Defining a nuclear mechanical code for genome regulation
Moodulation in cell geometric constraints has been shown to result in changes gene expression patterns. However, the critical role of 3D organization of the nuclear architecture and chromosome assembly in facilitating this genome regulation is unclear. To address this, we systematically alter fibroblast cell geometry and map whole genome transcriptome using microarray analysis. In addition we map chromosome positions using in situ hybridization techniques and directly visualize specific chromosome contacts under different geometric constraints using super-resolution microscopy. We are currently exploring i) transcription dependent reorganization of chromosome positions and functional gene clusters with altered cell-geometry ii) lamin A/C dependent active mechanisms underlying such chromosome reorganization.

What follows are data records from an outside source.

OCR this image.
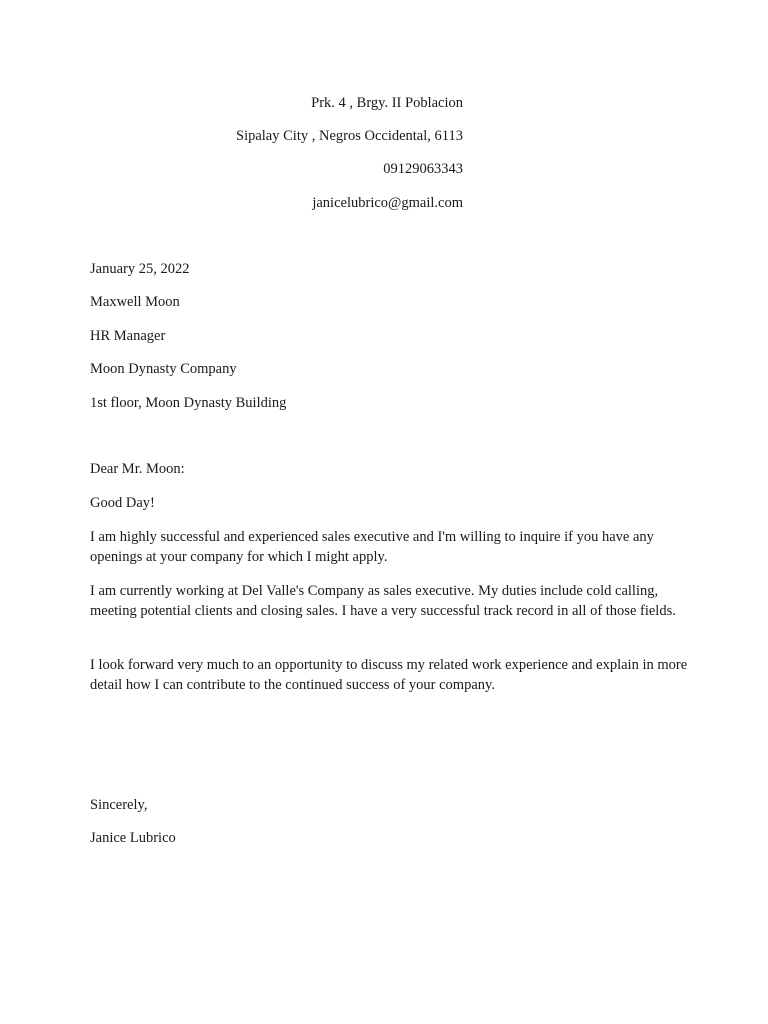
Prk. 4 , Brgy. II Poblacion
Sipalay City , Negros Occidental, 6113
09129063343
janicelubrico@gmail.com
January 25, 2022
Maxwell Moon
HR Manager
Moon Dynasty Company
1st floor, Moon Dynasty Building
Dear Mr. Moon:
Good Day!
I am highly successful and experienced sales executive and I'm willing to inquire if you have any openings at your company for which I might apply.
I am currently working at Del Valle's Company as sales executive. My duties include cold calling, meeting potential clients and closing sales. I have a very successful track record in all of those fields.
I look forward very much to an opportunity to discuss my related work experience and explain in more detail how I can contribute to the continued success of your company.
Sincerely,
Janice Lubrico
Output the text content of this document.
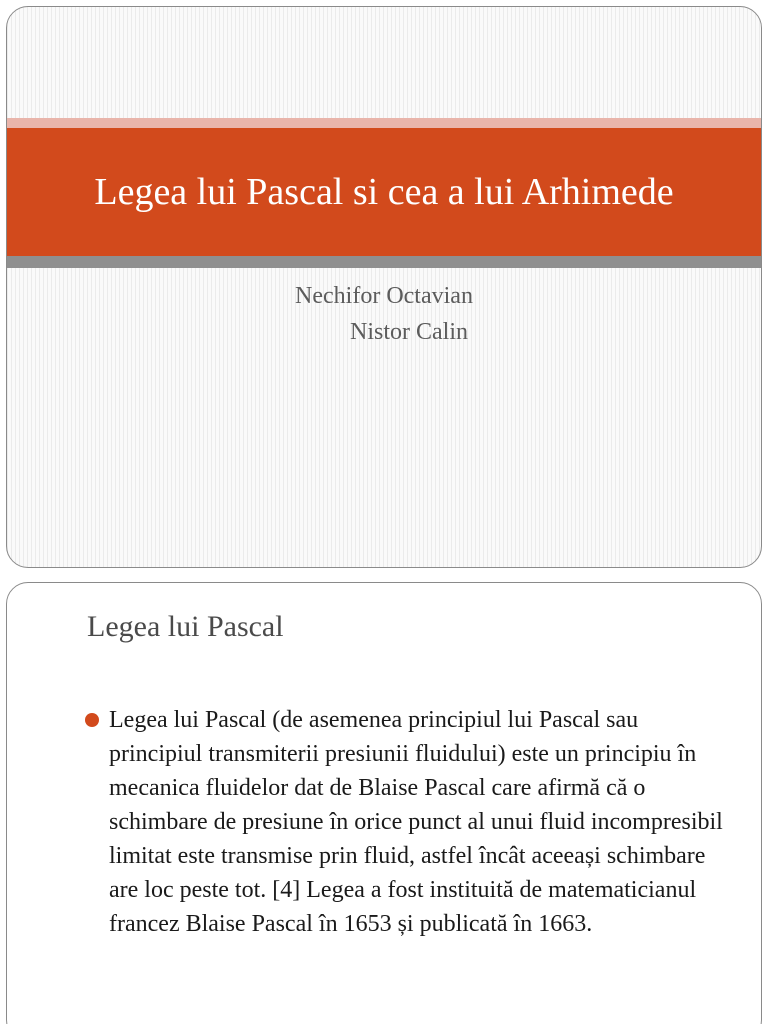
Legea lui Pascal si cea a lui Arhimede
Nechifor Octavian
Nistor Calin
Legea lui Pascal

Legea lui Pascal (de asemenea principiul lui Pascal sau principiul transmiterii presiunii fluidului) este un principiu în mecanica fluidelor dat de Blaise Pascal care afirmă că o schimbare de presiune în orice punct al unui fluid incompresibil limitat este transmise prin fluid, astfel încât aceeași schimbare are loc peste tot. [4] Legea a fost instituită de matematicianul francez Blaise Pascal în 1653 și publicată în 1663.
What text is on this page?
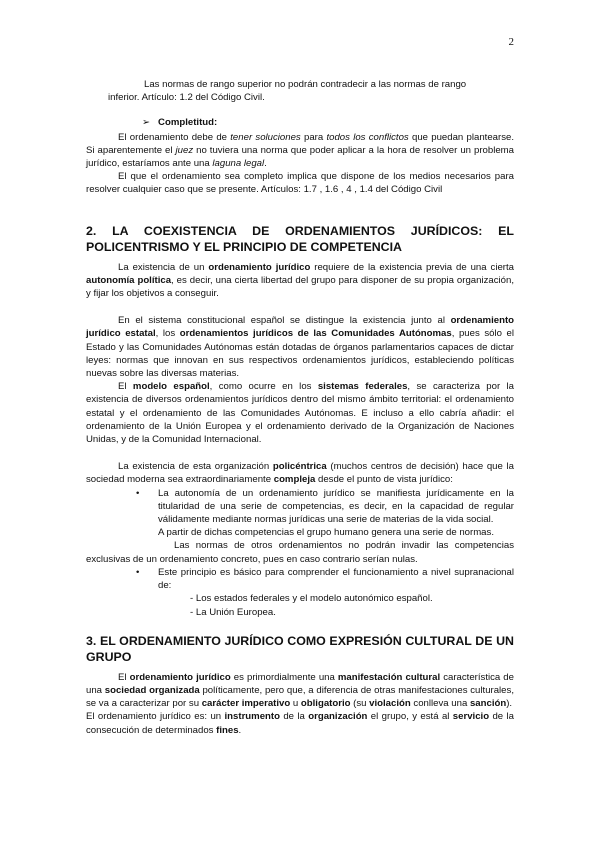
2

Las normas de rango superior no podrán contradecir a las normas de rango

inferior. Artículo: 1.2 del Código Civil.

➢ Completitud:

El ordenamiento debe de tener soluciones para todos los conflictos que puedan plantearse. Si aparentemente el juez no tuviera una norma que poder aplicar a la hora de resolver un problema jurídico, estaríamos ante una laguna legal.

El que el ordenamiento sea completo implica que dispone de los medios necesarios para resolver cualquier caso que se presente. Artículos: 1.7 , 1.6 , 4 , 1.4 del Código Civil

2. LA COEXISTENCIA DE ORDENAMIENTOS JURÍDICOS: EL POLICENTRISMO Y EL PRINCIPIO DE COMPETENCIA

La existencia de un ordenamiento jurídico requiere de la existencia previa de una cierta autonomía política, es decir, una cierta libertad del grupo para disponer de su propia organización, y fijar los objetivos a conseguir.

En el sistema constitucional español se distingue la existencia junto al ordenamiento jurídico estatal, los ordenamientos jurídicos de las Comunidades Autónomas, pues sólo el Estado y las Comunidades Autónomas están dotadas de órganos parlamentarios capaces de dictar leyes: normas que innovan en sus respectivos ordenamientos jurídicos, estableciendo políticas nuevas sobre las diversas materias.

El modelo español, como ocurre en los sistemas federales, se caracteriza por la existencia de diversos ordenamientos jurídicos dentro del mismo ámbito territorial: el ordenamiento estatal y el ordenamiento de las Comunidades Autónomas. E incluso a ello cabría añadir: el ordenamiento de la Unión Europea y el ordenamiento derivado de la Organización de Naciones Unidas, y de la Comunidad Internacional.

La existencia de esta organización policéntrica (muchos centros de decisión) hace que la sociedad moderna sea extraordinariamente compleja desde el punto de vista jurídico:

• La autonomía de un ordenamiento jurídico se manifiesta jurídicamente en la titularidad de una serie de competencias, es decir, en la capacidad de regular válidamente mediante normas jurídicas una serie de materias de la vida social.

A partir de dichas competencias el grupo humano genera una serie de normas.

Las normas de otros ordenamientos no podrán invadir las competencias exclusivas de un ordenamiento concreto, pues en caso contrario serían nulas.

• Este principio es básico para comprender el funcionamiento a nivel supranacional de:

- Los estados federales y el modelo autonómico español.

- La Unión Europea.

3. EL ORDENAMIENTO JURÍDICO COMO EXPRESIÓN CULTURAL DE UN GRUPO

El ordenamiento jurídico es primordialmente una manifestación cultural característica de una sociedad organizada políticamente, pero que, a diferencia de otras manifestaciones culturales, se va a caracterizar por su carácter imperativo u obligatorio (su violación conlleva una sanción).

El ordenamiento jurídico es: un instrumento de la organización el grupo, y está al servicio de la consecución de determinados fines.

Matrix and cytokine assisted nuclear mechanotransduction
Finally, recent studies have shown that, mechanical constraints in conjunction with soluble cytokine signals alter cellular behavior within the local tissue microenvironment. However the mechanisms underlying the interplay between these signals in regulating gene expression and thus cell behavior at the single-cell resolution are unexplored. A number of diseases, including fibrosis and cancer, originate at the single-cell level within the tissue microenvironment and therefore a quantitative understanding of the modular codes underlying these processes would be essential to develop therapeutic models. In these projects we study i) matrix and cytokine induced nuclear mechanotransduction ii) its role in chromosome contact maps and gene expression.
Nuclear microrheology and single-cell disease diagnostics
Cell-geometric constraints have profound impact on cytoskeletal organization thus influencing nuclear positioning and its microrhelogical response. For this, a number of cytoskeletal-to-nuclear linking proteins have been shown to be critical in regulating nuclear homeostatic balance. Quantitative analysis of these alterations could potentially serve as quantitative physical biomarkers of various diseases including Cancer. Based on this, we are developing miniaturized single-cell assays systems to define novel paradigms in early diagnostics. In these projects we study i) impact of cell geometry on nuclear positioning and its microrhelogy ii) implementing high-content and high-throughput nuclear biomechanical disease diagnostic device platforms.